I wouldn’t have it any other way.
When I read that DU plans to slow the pace of new building construction, at first I was annoyed: once again, the south end of campus was being ignored. But then I read something that shocked me: over half the buildings on campus are less than 15 years old.
That means that most of campus as we know it did not even exist when this year’s freshmen were born. And that, quite frankly, is sad.

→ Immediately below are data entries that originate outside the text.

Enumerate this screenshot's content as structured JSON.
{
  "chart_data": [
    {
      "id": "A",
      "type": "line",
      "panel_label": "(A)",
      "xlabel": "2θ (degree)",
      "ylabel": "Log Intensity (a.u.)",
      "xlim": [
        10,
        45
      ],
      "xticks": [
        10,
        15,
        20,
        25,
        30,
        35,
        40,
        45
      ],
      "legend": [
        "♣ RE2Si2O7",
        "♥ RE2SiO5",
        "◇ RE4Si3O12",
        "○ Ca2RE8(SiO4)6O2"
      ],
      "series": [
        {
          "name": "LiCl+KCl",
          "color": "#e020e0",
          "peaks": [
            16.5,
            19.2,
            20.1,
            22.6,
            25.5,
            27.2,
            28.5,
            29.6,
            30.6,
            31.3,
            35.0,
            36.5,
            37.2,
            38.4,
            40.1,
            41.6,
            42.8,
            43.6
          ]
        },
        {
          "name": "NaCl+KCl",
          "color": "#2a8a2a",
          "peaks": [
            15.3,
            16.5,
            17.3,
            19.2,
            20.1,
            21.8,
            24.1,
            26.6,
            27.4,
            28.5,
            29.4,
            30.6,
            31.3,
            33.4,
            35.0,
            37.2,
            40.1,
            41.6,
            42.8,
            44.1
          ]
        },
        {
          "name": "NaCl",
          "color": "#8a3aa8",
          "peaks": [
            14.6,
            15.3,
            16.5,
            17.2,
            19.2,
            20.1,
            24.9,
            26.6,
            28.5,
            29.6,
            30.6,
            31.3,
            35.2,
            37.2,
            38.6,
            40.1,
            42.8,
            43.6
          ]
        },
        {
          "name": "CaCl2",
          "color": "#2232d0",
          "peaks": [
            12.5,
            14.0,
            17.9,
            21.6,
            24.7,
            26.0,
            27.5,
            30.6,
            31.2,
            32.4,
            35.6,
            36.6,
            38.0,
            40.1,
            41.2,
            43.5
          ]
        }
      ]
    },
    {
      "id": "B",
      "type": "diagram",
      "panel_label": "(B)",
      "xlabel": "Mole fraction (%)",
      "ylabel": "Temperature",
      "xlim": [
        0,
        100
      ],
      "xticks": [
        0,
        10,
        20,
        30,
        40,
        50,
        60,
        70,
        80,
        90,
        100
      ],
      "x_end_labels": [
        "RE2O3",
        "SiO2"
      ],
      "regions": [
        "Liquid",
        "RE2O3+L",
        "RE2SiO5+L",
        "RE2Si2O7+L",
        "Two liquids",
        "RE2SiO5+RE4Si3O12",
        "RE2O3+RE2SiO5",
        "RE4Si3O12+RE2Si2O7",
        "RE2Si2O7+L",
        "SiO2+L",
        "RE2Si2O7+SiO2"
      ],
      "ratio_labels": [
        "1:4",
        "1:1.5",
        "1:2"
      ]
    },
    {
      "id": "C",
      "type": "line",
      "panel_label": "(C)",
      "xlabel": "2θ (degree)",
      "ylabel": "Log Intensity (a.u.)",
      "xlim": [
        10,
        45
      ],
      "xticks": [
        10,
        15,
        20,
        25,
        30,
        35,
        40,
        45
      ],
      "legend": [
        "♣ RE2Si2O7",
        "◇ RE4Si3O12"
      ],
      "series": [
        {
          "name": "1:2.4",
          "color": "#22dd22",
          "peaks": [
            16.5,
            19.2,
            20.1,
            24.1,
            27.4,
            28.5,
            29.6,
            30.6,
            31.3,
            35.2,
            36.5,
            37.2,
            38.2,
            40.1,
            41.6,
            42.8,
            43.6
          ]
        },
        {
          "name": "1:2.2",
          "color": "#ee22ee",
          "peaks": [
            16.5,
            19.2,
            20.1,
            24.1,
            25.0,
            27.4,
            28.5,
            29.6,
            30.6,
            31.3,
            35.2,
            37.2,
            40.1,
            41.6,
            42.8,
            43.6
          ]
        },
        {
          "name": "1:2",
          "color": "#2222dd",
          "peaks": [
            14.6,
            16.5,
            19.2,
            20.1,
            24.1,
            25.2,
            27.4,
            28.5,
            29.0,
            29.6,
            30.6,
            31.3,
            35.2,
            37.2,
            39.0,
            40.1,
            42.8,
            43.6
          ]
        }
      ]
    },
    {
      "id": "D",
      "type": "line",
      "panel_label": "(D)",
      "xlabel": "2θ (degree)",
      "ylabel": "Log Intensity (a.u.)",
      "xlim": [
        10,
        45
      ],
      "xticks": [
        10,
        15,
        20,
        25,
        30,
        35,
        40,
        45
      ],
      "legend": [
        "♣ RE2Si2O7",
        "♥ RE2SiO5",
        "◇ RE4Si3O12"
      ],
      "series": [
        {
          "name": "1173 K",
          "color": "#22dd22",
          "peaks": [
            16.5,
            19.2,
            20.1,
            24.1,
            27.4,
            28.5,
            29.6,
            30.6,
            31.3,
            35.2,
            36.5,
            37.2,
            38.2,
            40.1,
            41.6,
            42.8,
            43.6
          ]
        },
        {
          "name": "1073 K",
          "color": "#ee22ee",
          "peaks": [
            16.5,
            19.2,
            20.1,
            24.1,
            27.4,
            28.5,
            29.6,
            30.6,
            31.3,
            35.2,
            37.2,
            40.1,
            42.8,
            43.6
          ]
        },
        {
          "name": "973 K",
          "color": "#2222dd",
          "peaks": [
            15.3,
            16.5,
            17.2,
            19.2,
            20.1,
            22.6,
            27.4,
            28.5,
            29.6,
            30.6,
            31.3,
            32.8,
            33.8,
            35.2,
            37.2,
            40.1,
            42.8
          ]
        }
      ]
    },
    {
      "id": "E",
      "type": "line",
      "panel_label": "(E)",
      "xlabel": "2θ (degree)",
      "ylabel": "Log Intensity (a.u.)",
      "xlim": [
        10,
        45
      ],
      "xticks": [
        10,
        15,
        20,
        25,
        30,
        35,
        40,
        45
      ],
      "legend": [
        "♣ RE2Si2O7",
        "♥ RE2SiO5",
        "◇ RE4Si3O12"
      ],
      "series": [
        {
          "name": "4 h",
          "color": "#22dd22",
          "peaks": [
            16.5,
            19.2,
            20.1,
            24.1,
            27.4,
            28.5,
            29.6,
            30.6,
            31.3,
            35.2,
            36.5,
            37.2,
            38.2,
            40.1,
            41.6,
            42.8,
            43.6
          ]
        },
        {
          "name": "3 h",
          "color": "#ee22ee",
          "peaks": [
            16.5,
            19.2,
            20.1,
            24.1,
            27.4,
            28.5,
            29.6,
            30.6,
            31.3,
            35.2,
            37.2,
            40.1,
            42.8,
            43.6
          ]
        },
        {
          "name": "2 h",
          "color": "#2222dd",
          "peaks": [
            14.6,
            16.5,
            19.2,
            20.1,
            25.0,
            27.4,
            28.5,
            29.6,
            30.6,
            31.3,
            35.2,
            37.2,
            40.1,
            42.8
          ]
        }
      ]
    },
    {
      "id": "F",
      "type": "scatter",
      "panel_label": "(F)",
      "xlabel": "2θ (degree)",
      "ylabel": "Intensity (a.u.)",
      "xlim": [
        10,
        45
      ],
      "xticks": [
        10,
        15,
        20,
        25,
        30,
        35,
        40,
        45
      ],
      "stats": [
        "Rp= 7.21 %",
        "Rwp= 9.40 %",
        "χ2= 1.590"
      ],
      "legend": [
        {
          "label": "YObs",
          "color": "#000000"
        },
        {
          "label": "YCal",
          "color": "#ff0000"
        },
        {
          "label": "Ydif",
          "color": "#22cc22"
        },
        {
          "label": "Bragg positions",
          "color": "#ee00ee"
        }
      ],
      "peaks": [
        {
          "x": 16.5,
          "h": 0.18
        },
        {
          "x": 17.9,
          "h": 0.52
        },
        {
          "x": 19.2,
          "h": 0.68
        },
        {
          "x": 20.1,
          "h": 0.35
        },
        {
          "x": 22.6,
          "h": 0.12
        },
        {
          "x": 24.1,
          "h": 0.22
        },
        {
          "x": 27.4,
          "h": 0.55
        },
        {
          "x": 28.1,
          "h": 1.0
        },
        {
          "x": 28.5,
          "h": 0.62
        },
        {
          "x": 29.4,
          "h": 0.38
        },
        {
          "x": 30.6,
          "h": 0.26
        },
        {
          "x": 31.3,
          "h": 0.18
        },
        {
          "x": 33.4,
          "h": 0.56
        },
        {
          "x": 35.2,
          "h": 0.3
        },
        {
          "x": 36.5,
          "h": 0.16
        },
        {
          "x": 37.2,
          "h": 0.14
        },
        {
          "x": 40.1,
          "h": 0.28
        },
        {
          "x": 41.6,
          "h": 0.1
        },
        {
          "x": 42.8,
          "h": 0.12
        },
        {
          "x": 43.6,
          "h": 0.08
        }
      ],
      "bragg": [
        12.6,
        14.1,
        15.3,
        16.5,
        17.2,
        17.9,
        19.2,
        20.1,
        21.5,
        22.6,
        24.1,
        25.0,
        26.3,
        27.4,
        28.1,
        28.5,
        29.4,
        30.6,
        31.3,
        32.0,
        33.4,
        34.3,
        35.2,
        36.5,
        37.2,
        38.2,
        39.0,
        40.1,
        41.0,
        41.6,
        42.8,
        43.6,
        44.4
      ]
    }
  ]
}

DU’s campus is gorgeous, but the uniform look of all the nice, new brick buildings gives the place the feeling of a cookie-cutter McMansion suburban subdivision. Daniels, Nagel, Nelson, HRTM, the law school, Olin: They all look the same. I’ll take the worn brick of Mary Reed, the sore-thumb architecture of Penrose or the outdated “No Smoking” signs in the computer lab of the Mass Communication building any day. There is something quaint and comforting about older buildings. They’re solid; they’ve withstood the test of time. Sure, they have their quirks, but they also have their histories – often quite interesting ones.
So maybe this slower pace of building will force the builders to think about renovating and restoring the older buildings on campus instead of tearing them down and replacing them with nearby look-alikes. Because the last thing this campus needs is a slew of shiny new red brick buildings.
Readers: What’s your favorite building on the DU campus?